Formats and behavior

InputTypical use
Word (.docx)Rich business documents, reports, contracts, and templates
Excel (.xlsx)Workbook content, tabular reports, and structured exports
PowerPoint (.pptx)Slide decks, speaker notes, and presentation narratives
MarkdownDocumentation, changelogs, developer notes, and generated content
PDFPublished exports, archival documents, and third-party handoffs
CSV/TSVStructured flat files through OfficeIMO.Reader.Csv
JSONAPI exports and structured payloads through OfficeIMO.Reader.Json
XMLElement-oriented documents through OfficeIMO.Reader.Xml
HTMLWeb pages and exported fragments through OfficeIMO.Reader.Html
EPUBBooks and packaged publications through OfficeIMO.Reader.Epub
ZIPArchive traversal through OfficeIMO.Reader.Zip

Adapter packages

The core package covers the main Office-oriented extraction flow. Add adapter packages only when the deployment needs those input families:

  • OfficeIMO.Reader.Csv for CSV and TSV ingestion.
  • OfficeIMO.Reader.Json for JSON payloads.
  • OfficeIMO.Reader.Xml for XML documents.
  • OfficeIMO.Reader.Text when CSV, JSON, and XML adapters should travel together.
  • OfficeIMO.Reader.Html for HTML normalization through the Markdown pipeline.
  • OfficeIMO.Reader.Epub for EPUB publications.
  • OfficeIMO.Reader.Zip for safe archive traversal.

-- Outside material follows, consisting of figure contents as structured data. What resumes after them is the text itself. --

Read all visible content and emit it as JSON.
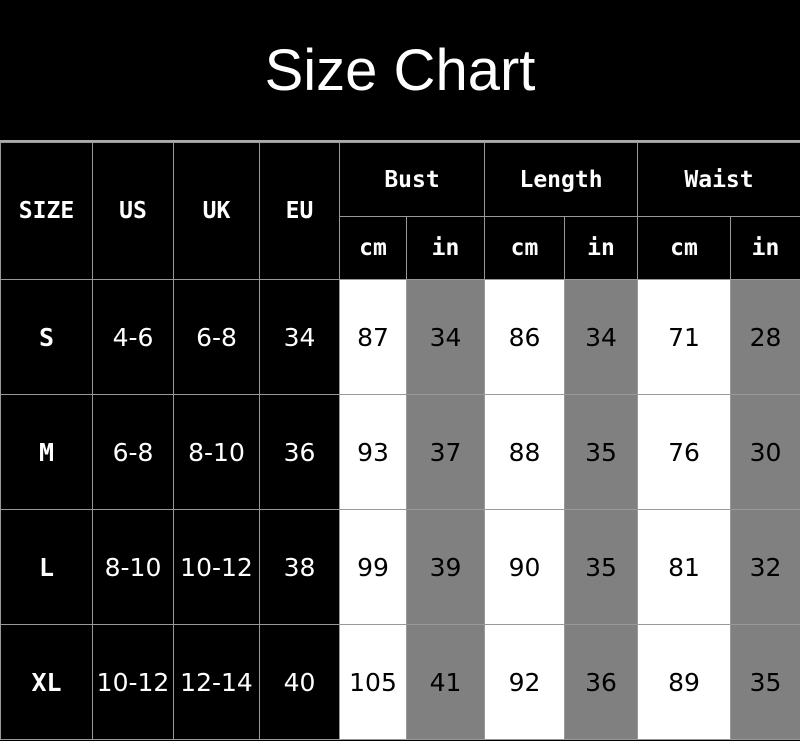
{
  "title": "Size Chart",
  "headers": {
    "size": "SIZE",
    "us": "US",
    "uk": "UK",
    "eu": "EU",
    "bust": "Bust",
    "length": "Length",
    "waist": "Waist",
    "cm": "cm",
    "in": "in"
  },
  "colors": {
    "background": "#000000",
    "cm_cell": "#ffffff",
    "in_cell": "#808080",
    "grid": "#999999"
  },
  "rows": [
    {
      "size": "S",
      "us": "4-6",
      "uk": "6-8",
      "eu": "34",
      "bust_cm": "87",
      "bust_in": "34",
      "length_cm": "86",
      "length_in": "34",
      "waist_cm": "71",
      "waist_in": "28"
    },
    {
      "size": "M",
      "us": "6-8",
      "uk": "8-10",
      "eu": "36",
      "bust_cm": "93",
      "bust_in": "37",
      "length_cm": "88",
      "length_in": "35",
      "waist_cm": "76",
      "waist_in": "30"
    },
    {
      "size": "L",
      "us": "8-10",
      "uk": "10-12",
      "eu": "38",
      "bust_cm": "99",
      "bust_in": "39",
      "length_cm": "90",
      "length_in": "35",
      "waist_cm": "81",
      "waist_in": "32"
    },
    {
      "size": "XL",
      "us": "10-12",
      "uk": "12-14",
      "eu": "40",
      "bust_cm": "105",
      "bust_in": "41",
      "length_cm": "92",
      "length_in": "36",
      "waist_cm": "89",
      "waist_in": "35"
    }
  ]
}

Use the Reader API reference for the core DocumentReader, ReaderOptions, chunk, manifest, and handler registration types. Adapter-specific APIs are documented through their package README files until the website generates separate adapter reference sections.

Design goals

  • Deterministic chunking so repeated runs produce stable chunk boundaries.
  • Heading-aware extraction so downstream systems retain document structure.
  • Citation-friendly location data so search and AI responses can reference original sources.
  • Incremental indexing support through source IDs, hashes, and per-document chunk summaries.
  • Container-friendly execution with no Office installation requirements.